In fact, most came to support Avenues Supported Living Services, the nonprofit host, in its efforts to raise funds to support people with developmental disabilities in remaining active in their communities.
“Some people here are not associated with us at all, they just love cornhole … some are people we support, some are our staff, some are family members, but nobody stands out, because we’re really an inclusive group,” said co-founder Lori Shepard. “We make sure that everybody is doing things in the community the same as anybody else would.”
Kevin Sanders brought his family out to participate in the tournament, including his son Javen, who has been in the Avenues SLS program for more than 15 years.
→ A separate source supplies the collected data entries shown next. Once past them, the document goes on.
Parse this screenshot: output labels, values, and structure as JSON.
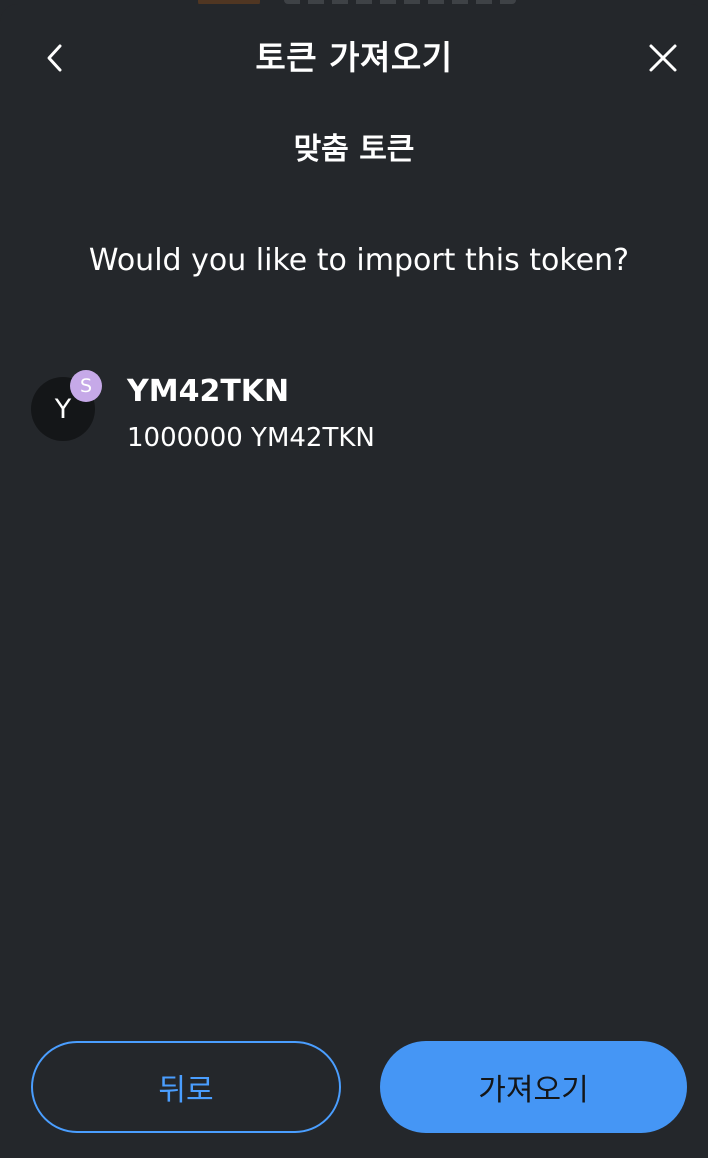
{
  "header": {
    "title": "토큰 가져오기",
    "back_icon": "chevron-left-icon",
    "close_icon": "close-icon"
  },
  "tab": {
    "label": "맞춤 토큰"
  },
  "prompt": {
    "question": "Would you like to import this token?"
  },
  "token": {
    "avatar_letter": "Y",
    "network_badge_letter": "S",
    "symbol": "YM42TKN",
    "balance": "1000000 YM42TKN"
  },
  "footer": {
    "back_label": "뒤로",
    "import_label": "가져오기"
  },
  "colors": {
    "background": "#24272b",
    "primary": "#4596f5",
    "primary_outline": "#4a9eff",
    "avatar_bg": "#141618",
    "network_badge": "#c6a9e8"
  }
}
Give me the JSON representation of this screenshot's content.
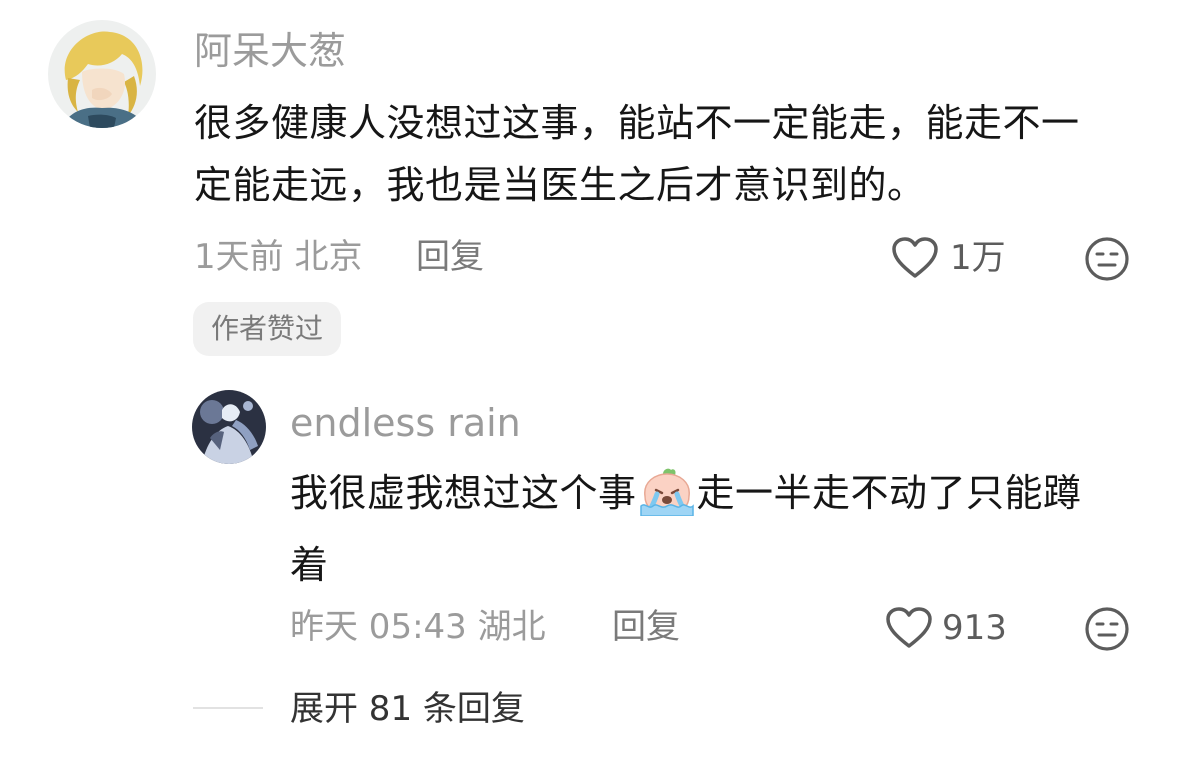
{
  "comment": {
    "username": "阿呆大葱",
    "text": "很多健康人没想过这事，能站不一定能走，能走不一定能走远，我也是当医生之后才意识到的。",
    "meta": "1天前 北京",
    "reply_label": "回复",
    "like_count": "1万",
    "author_liked_badge": "作者赞过"
  },
  "reply": {
    "username": "endless rain",
    "text_before_emoji": "我很虚我想过这个事",
    "emoji": "crying-peach-emoji",
    "text_after_emoji": "走一半走不动了只能蹲着",
    "meta": "昨天 05:43 湖北",
    "reply_label": "回复",
    "like_count": "913"
  },
  "expand_replies": {
    "label": "展开 81 条回复"
  },
  "icons": {
    "like": "heart-outline-icon",
    "dislike": "meh-face-icon"
  },
  "colors": {
    "username": "#9b9b9b",
    "text": "#161616",
    "meta": "#9b9b9b",
    "badge_bg": "#f1f1f1"
  }
}
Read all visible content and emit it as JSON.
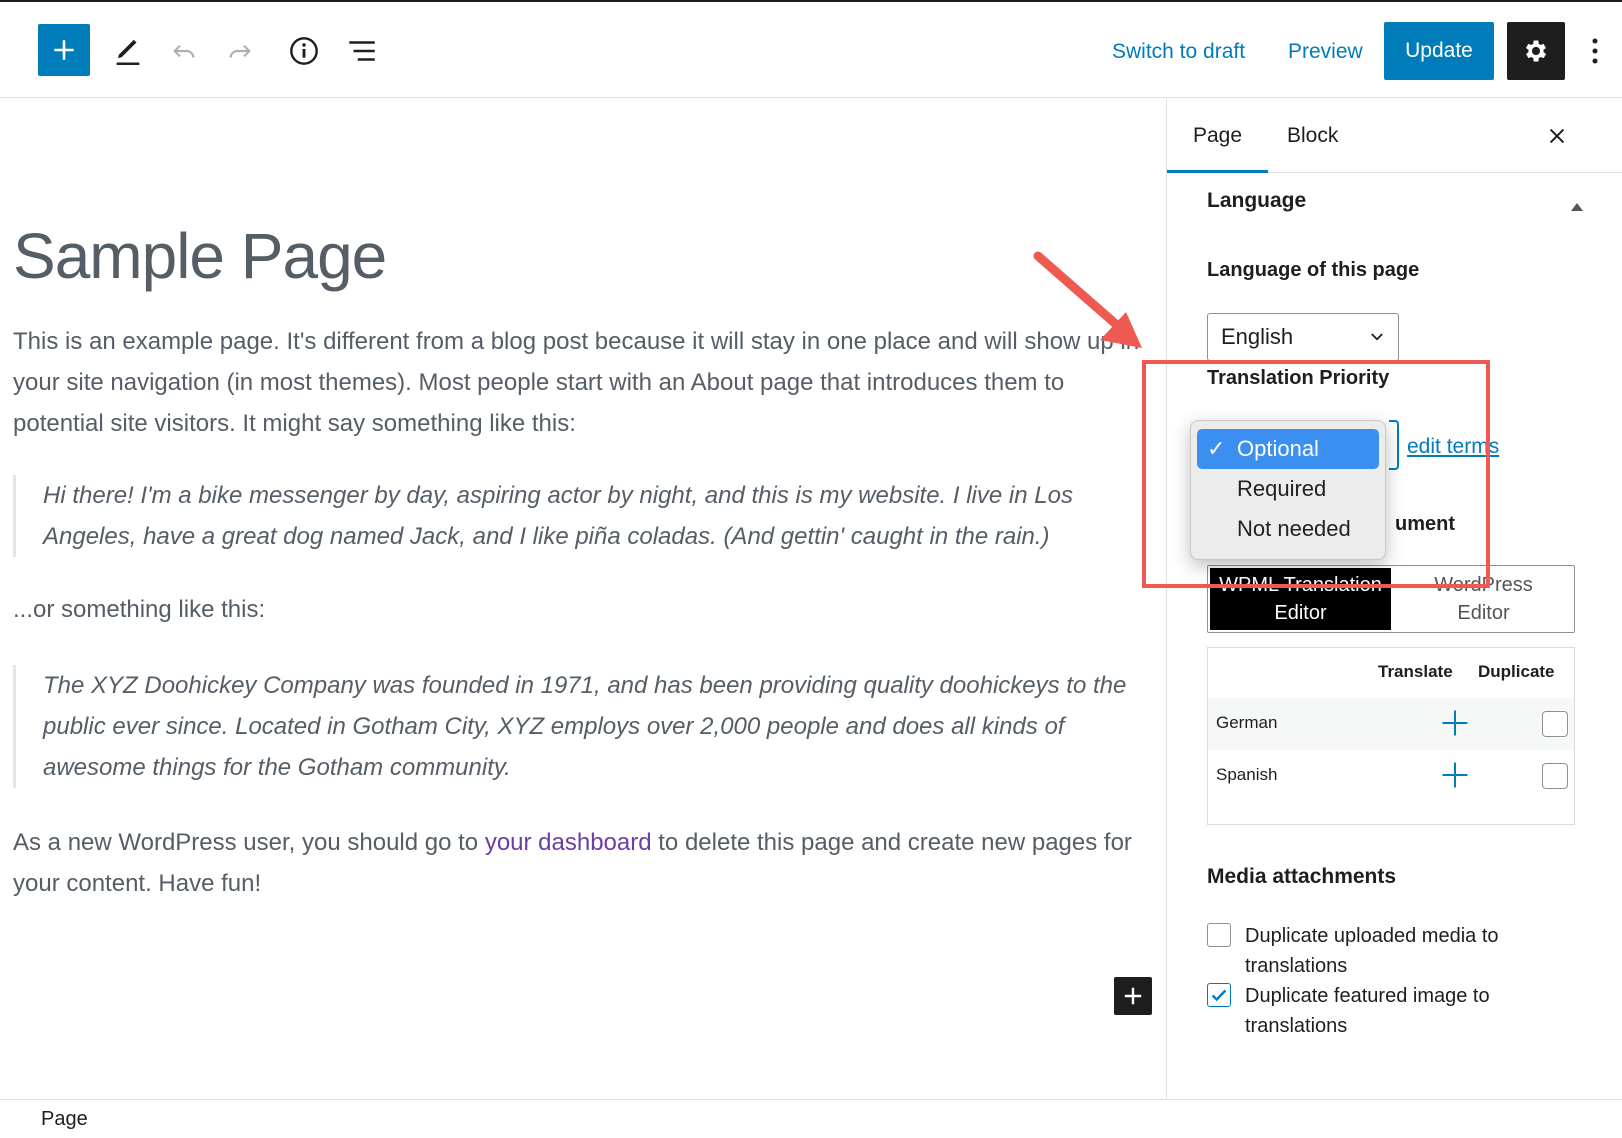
{
  "toolbar": {
    "switch_to_draft": "Switch to draft",
    "preview": "Preview",
    "update": "Update"
  },
  "content": {
    "title": "Sample Page",
    "intro": "This is an example page. It's different from a blog post because it will stay in one place and will show up in your site navigation (in most themes). Most people start with an About page that introduces them to potential site visitors. It might say something like this:",
    "quote1": "Hi there! I'm a bike messenger by day, aspiring actor by night, and this is my website. I live in Los Angeles, have a great dog named Jack, and I like piña coladas. (And gettin' caught in the rain.)",
    "or_text": "...or something like this:",
    "quote2": "The XYZ Doohickey Company was founded in 1971, and has been providing quality doohickeys to the public ever since. Located in Gotham City, XYZ employs over 2,000 people and does all kinds of awesome things for the Gotham community.",
    "outro_before": "As a new WordPress user, you should go to ",
    "outro_link": "your dashboard",
    "outro_after": " to delete this page and create new pages for your content. Have fun!"
  },
  "footer": {
    "breadcrumb": "Page"
  },
  "sidebar": {
    "tabs": [
      {
        "label": "Page"
      },
      {
        "label": "Block"
      }
    ],
    "language_section": "Language",
    "language_of_page_label": "Language of this page",
    "language_value": "English",
    "translation_priority_label": "Translation Priority",
    "edit_terms": "edit terms",
    "translate_with_partial": "ument",
    "editor_options": [
      {
        "label": "WPML Translation Editor",
        "line1": "WPML Translation",
        "line2": "Editor"
      },
      {
        "label": "WordPress Editor",
        "line1": "WordPress",
        "line2": "Editor"
      }
    ],
    "table_headers": {
      "translate": "Translate",
      "duplicate": "Duplicate"
    },
    "languages": [
      {
        "name": "German"
      },
      {
        "name": "Spanish"
      }
    ],
    "media_title": "Media attachments",
    "media_options": [
      {
        "label": "Duplicate uploaded media to translations",
        "checked": false
      },
      {
        "label": "Duplicate featured image to translations",
        "checked": true
      }
    ]
  },
  "dropdown": {
    "options": [
      {
        "label": "Optional",
        "selected": true
      },
      {
        "label": "Required",
        "selected": false
      },
      {
        "label": "Not needed",
        "selected": false
      }
    ]
  },
  "colors": {
    "accent": "#007cba",
    "annotation": "#ee5a52",
    "dropdown_selected": "#3b8ff0"
  }
}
“They’re not just babysitting, they’re actually teaching him how to be part of the community, and that’s important,” Sanders said, adding that it gives him peace of mind. “As a parent, knowing that not only is he safe, but also learning life lessons, how to exist by himself, making life choices that are good for him, it makes me feel a little bit better because I’m not going to live forever.”
Avenues SLS not only teaches Javan how to live independently, but also how to take the bus, how to obtain and maintain employment, how to budget and how to be a part of the community by volunteering, according to Sanders.
“We really support people individually, whether that’s through their job, volunteer, work, stuff like that,” co-founder Scott Shepard said, adding that inclusion is a big deal to them. “We just provide whatever support people need, even up to 24/7 — whatever people need to be included in their own community.”
The tournament at the Wolf Creek Brewery also included food trucks, vendors, face painting, henna tattoos as well as other family-friendly games, a raffle and a silent auction. Those who finished in the top three also won cash prizes totaling $1,000.
All proceeds will go to further support Avenues SLS’ mission of supporting adults with intellectual and developmental disabilities, according to Natalie Cavarretta, director of development for the organization.
“With the state budget cuts and the local minimum wage ordinances, our rates aren’t adequate to pay for the services anymore,” Shepard said. “So, in order to keep our programming high-quality, and help them have meaningful and productive lives, a lot of this will go towards that.”
Board member Sue Heldoorn’s 41-year-old son Dan joined the program when he was 20, and now he lives in a place of his own.
“If it were not for this organization, I know for sure that not only would my son not have a life, but we as parents would not have a life, either,” she said. “Were it not for this agency, Dan would not have the life that he has in any sense. Their lives are now set up for the future. This is an unbelievable source of comfort and relief.”